Even in relation to its own industry, construction still has a long way to come. For the month of July, employment in construction was at 5.5 million, which is 28% lower than its peak level in April 2006. Even though overall construction employment is up, some areas of the industry are struggling while others are booming.
Construction workers in nonresidential building and specialty trade are doing especially well, with 10,200 jobs added in July. This is a strong indicator that factories, power projects and hospitals are being built, whereas the fall of the housing market is still impeding new house construction.
Residential building lost 1,600 jobs in July. It’s no surprise to anyone that the housing market is still struggling, and therefore building new houses is not a top priority. More than 25% of the homes sold last year were foreclosures. Why buy a new house when you can get one from the bank for a fraction of the cost? Unless you are a McMillionaire, this idea makes a lot of sense.
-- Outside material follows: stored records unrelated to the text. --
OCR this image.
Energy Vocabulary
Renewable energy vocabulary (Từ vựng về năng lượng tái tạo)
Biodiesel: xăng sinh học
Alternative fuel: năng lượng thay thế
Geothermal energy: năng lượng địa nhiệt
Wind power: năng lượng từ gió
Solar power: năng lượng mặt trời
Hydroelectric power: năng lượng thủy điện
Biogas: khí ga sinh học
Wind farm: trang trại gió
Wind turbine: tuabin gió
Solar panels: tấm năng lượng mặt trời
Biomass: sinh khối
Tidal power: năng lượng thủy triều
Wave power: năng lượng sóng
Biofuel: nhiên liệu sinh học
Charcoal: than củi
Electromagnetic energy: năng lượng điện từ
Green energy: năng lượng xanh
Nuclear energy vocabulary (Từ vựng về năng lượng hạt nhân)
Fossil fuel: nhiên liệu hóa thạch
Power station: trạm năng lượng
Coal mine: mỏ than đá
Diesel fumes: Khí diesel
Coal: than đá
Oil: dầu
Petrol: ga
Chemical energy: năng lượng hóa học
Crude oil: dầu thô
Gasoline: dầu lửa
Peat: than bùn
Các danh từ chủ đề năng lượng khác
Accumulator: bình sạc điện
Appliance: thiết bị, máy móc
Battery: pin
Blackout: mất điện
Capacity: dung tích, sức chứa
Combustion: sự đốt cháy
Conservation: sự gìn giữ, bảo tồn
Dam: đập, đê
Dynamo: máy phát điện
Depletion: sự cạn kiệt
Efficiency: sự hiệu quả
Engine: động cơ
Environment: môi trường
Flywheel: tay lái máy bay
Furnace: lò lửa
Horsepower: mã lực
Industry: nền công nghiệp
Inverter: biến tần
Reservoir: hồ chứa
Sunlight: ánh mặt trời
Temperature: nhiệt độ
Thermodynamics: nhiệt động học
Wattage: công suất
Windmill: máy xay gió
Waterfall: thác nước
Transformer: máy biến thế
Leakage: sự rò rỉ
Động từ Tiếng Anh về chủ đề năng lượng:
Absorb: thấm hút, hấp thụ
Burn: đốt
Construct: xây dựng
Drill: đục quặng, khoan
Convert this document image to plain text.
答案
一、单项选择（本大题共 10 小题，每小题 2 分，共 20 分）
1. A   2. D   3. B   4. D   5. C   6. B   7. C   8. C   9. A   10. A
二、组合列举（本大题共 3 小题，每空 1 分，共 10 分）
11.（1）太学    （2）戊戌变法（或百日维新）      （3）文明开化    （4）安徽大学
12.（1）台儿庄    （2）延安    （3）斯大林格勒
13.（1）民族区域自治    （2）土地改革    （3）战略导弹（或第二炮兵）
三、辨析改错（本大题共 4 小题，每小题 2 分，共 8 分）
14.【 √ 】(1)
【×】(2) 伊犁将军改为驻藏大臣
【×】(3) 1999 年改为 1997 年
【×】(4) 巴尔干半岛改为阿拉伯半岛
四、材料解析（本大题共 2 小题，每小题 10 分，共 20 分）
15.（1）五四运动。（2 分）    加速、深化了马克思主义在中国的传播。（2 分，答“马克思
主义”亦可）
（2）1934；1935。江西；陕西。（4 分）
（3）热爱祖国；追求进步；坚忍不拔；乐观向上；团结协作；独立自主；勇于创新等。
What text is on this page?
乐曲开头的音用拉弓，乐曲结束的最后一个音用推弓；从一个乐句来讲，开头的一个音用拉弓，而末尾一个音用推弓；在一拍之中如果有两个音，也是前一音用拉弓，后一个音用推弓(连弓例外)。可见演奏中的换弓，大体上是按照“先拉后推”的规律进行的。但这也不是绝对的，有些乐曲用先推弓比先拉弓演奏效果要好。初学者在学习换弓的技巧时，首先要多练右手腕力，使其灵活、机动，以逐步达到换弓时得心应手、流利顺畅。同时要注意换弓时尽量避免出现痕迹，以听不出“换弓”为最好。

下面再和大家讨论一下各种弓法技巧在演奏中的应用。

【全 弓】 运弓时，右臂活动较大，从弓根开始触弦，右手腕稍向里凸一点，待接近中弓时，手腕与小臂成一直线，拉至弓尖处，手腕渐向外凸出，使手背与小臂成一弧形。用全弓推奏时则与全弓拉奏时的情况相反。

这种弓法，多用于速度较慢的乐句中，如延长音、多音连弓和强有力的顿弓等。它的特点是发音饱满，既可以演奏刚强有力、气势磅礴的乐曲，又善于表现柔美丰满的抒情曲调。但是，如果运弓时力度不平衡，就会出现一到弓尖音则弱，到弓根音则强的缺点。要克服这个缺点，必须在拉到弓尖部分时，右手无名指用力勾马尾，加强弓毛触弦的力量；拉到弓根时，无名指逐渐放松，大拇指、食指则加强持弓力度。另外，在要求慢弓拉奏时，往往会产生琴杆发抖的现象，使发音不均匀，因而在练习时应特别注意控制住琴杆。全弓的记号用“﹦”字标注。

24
According to a recent survey conducted by Trulia.com and RealtyTrac, the housing market may not fully recover until 2014. As of last December, they had predicted that 2012 would be the year for housing to bounce back. After extensive research done this year, the numbers show that the market is a little more downtrodden than originally presumed.
Of course every silver lining has a touch of grey, to quote the Grateful Dead. You have to take the bad with the good. The construction industry may be doing a little better than last year, but there is a long path toward full economic recovery in all industries. Either way, it’s good for everyone to read the news and see something positive in terms of hiring and the job market.